The choices, as I see them are:
- Too bad, you need to re-write your application from scratch.
- Sorry, you need to make some changes, but it won’t be too onerous.
- The PlayBook has emulation that fully supports legacy BlackBerry Apps. It just works.
Clearly, applications work best when they’re designed to exploit the best capabilities of the platform. This is what we’re seeing in the iPad/iPhone ecosystem. Apple has put significant effort into making sure most iPhone apps will run on the iPad, albeit with some UI compromises.
The next 12 months are going to be pretty exciting ones for those who follow the Smartphone and Tablet markets. There is great focus and effort being invested by Apple, RIM, Google, HTC, Nokia, Motorola, Samsung and others. I’m excluding Microsoft, because in the Mobile world, I consider them to be Bruce Willis’ character in The Sixth Sense. You know, the one who goes through 99% of the movie not knowing he’s dead.
The result will most certainly be great advancements that will benefit all consumers. But not everyone is going to come out of this battle as healthy as they entered it.
If the PlayBook helps to make the BlackBerry ecosystem more successful and sustainable, then I think it’s a fantastic move. But I’m concerned about how this will play out given the challenges facing BlackBerry developers today. If widening RIM’s focus to the tablet puts the core BlackBerry platform at increased risk, then it’s a dangerous distraction.

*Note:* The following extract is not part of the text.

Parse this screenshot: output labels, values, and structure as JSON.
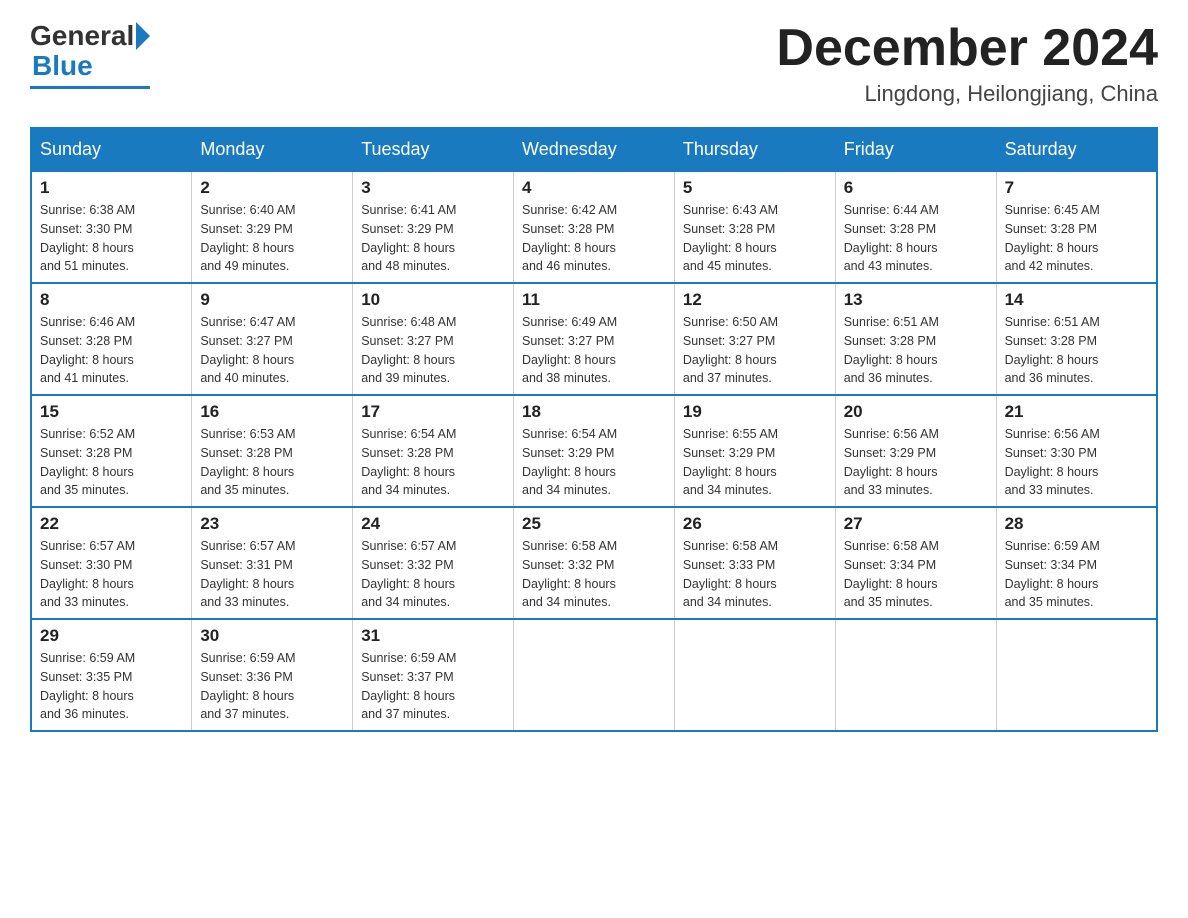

Embracing the Web Development model and making BlackBerry and PlayBook development less proprietary is a fantastic move. Give developers access to the platform capabilities through APIs, and let them build Web Apps on top of them. I’d like nothing better than to write my app once, and have it run on Android, iPhone and BlackBerry.
RIM has declared the PlayBook is the “BlackBerry Amplified”. That’s a compelling vision, and there is much to celebrate. But amplifiers have the ability to increase both the good and the bad in a signal. I’m sure there are lots of smart people working in Waterloo to eliminate as much noise in that signal as possible.
It’s going to be very exciting to see how this all plays out.